Höhere Bildungsabschlüsse führen im Lebensverlauf im Schnitt zu deutlich höheren Einkommen
Unverändert gilt, dass höhere Bildungsabschlüsse im Durchschnitt mit höheren beruflichen Positionen und damit deutlich höheren Löhnen im Lebensverlauf einhergehen (siehe Abbildung). So verdienen Abiturientinnen und Abiturienten mit Universitätsabschluss im Schnitt deutlich besser als solche mit beruflicher Bildung und auch besser als Menschen mit einer abgeschlossenen Meister- oder Technikerausbildung. Diese Einkommenskluft wächst mit zunehmendem Lebensalter.
Knapp 30 Prozent der Studienberechtigten beginnen eine Ausbildung
Die Bildungsentscheidung nach dem Abitur ist eine grundlegende Weichenstellung für die weitere berufliche Karriere – und damit auch eine wichtige Frage für die Bildungsforschung. Aufschlussreich sind in diesem Zusammenhang Daten des Deutschen Zentrums für Hochschul- und Wissenschaftsforschung (DZHW). Demnach planten 63 Prozent der Schülerinnen und Schüler des Abschlussjahrgangs 2018 ein halbes Jahr vor dem Abschluss, unmittelbar nach dem Abitur ein Studium aufzunehmen. 23 Prozent strebten im direkten Anschluss an das Abitur eine Ausbildung an. Der Rest wollte die Zeit unmittelbar nach dem Abitur erst einmal anderweitig nutzen und zum Beispiel für ein Jahr ins Ausland gehen oder ein „soziales Jahr“ absolvieren (das sogenannte Gap Year).
Laut Berufsbildungsbericht liegt der Anteil der Studienberechtigten, die eine Ausbildung beginnen, aktuell bei knapp 30 Prozent. Dabei zeigen sich deutliche Unterschiede zwischen den Bundesländern. So nehmen in Bayern etwa vier Fünftel der Studienberechtigten ein Studium auf, in Nordrhein-Westfalen dagegen drei Fünftel. Ein Grund dafür liegt beispielsweise in der unterschiedlichen Selektivität der Schulsysteme beim Übergang von der Grundschule in weiterführende Schultypen. So werden in einigen Bundesländern Grundschülerinnen und Grundschüler schon nach der vierten Klasse in Abhängigkeit von ihren Schulleistungen in unterschiedliche Schultypen eingeteilt. In anderen Bundesländern erfolgt diese leistungsbezogene Einteilung dagegen später und weniger differenziert. So schaffen in Nordrhein-Westfalen auch mehr leistungsschwächere Schülerinnen und Schüler das Abitur als in Bayern. Sie schrecken aber eher vor einem Studium zurück als die leistungsstärkeren.
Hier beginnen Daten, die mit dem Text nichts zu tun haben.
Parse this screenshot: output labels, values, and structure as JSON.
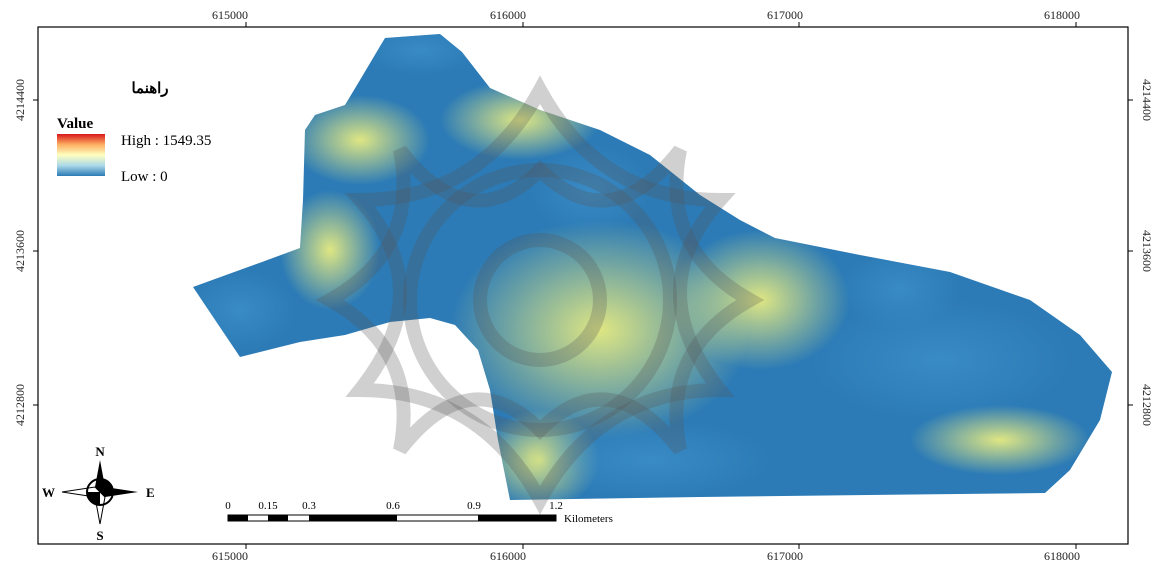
{
  "map": {
    "x_ticks": [
      "615000",
      "616000",
      "617000",
      "618000"
    ],
    "y_ticks": [
      "4214400",
      "4213600",
      "4212800"
    ]
  },
  "legend": {
    "heading": "راهنما",
    "title": "Value",
    "high": "High : 1549.35",
    "low": "Low : 0",
    "colors": [
      "#d7191c",
      "#fdae61",
      "#ffffbf",
      "#abd9e9",
      "#2c7bb6"
    ]
  },
  "scalebar": {
    "ticks": [
      "0",
      "0.15",
      "0.3",
      "0.6",
      "0.9",
      "1.2"
    ],
    "unit": "Kilometers"
  },
  "compass": {
    "n": "N",
    "s": "S",
    "e": "E",
    "w": "W"
  },
  "raster_colors": {
    "low": "#2c7bb6",
    "mid": "#abd9e9",
    "high": "#ffffbf"
  }
}
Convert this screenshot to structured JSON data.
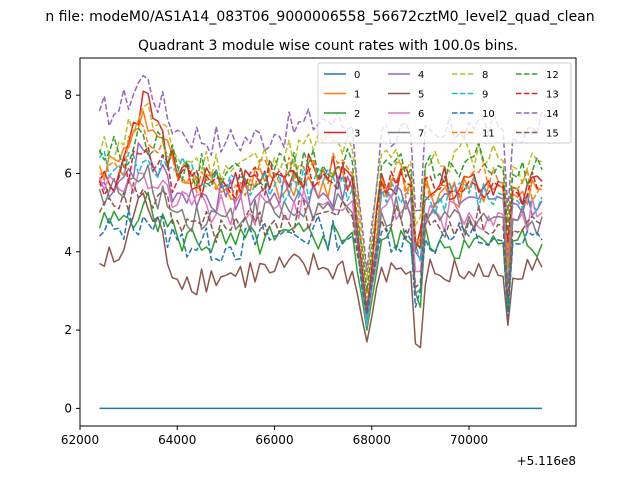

Eine Studie von Marcel Helbig und Koautorinnen aus dem Jahr 2015 verweist auf zwei weitere Einflussfaktoren, die ebenfalls zu entsprechenden Unterschieden zwischen den Bundesländern beitragen. Zum einen wächst mit einem steigenden Angebot an Hochschulen in einer Region auch die Studierneigung von Abiturientinnen und Abiturienten. Zum anderen ist eine Art „Herdeneffekt“ zu beobachten: Je mehr junge Erwachsene eines Abiturjahrganges ein Studium beginnen, desto höher ist die Wahrscheinlichkeit, dass auch junge Menschen ein Studium beginnen, die es zum Ende ihrer schulischen Laufbahn eigentlich gar nicht vorhatten.
Einer der wichtigsten Einflussfaktoren für die Bildungsentscheidung nach dem Abitur ist die soziale Herkunft
Die soziale Herkunft hat ebenfalls einen Einfluss darauf, welche Alternative junge Menschen nach dem Abitur für ihren Bildungsweg auswählen. In der Bildungsforschung wird die soziale Herkunft von jungen Menschen oft über den Bildungsstand der Eltern abgebildet. Denn es zeigt sich das typische Muster, dass die Bildung der Eltern Bildungsentscheidungen junger Menschen beeinflusst. Darüber hinaus zeigen Forschungsarbeiten, dass das Einkommen der Familie und die Berufe der Eltern einen Einfluss auf Bildungsentscheidungen haben. Nichtsdestotrotz hängen Bildungsentscheidungen junger Menschen am stärksten von den schulischen und beruflichen Abschlüssen der Eltern ab. Die Begriffe „Bildungsherkunft“ und „soziale Herkunft“ werden deswegen häufig – so auch hier – synonym verwendet.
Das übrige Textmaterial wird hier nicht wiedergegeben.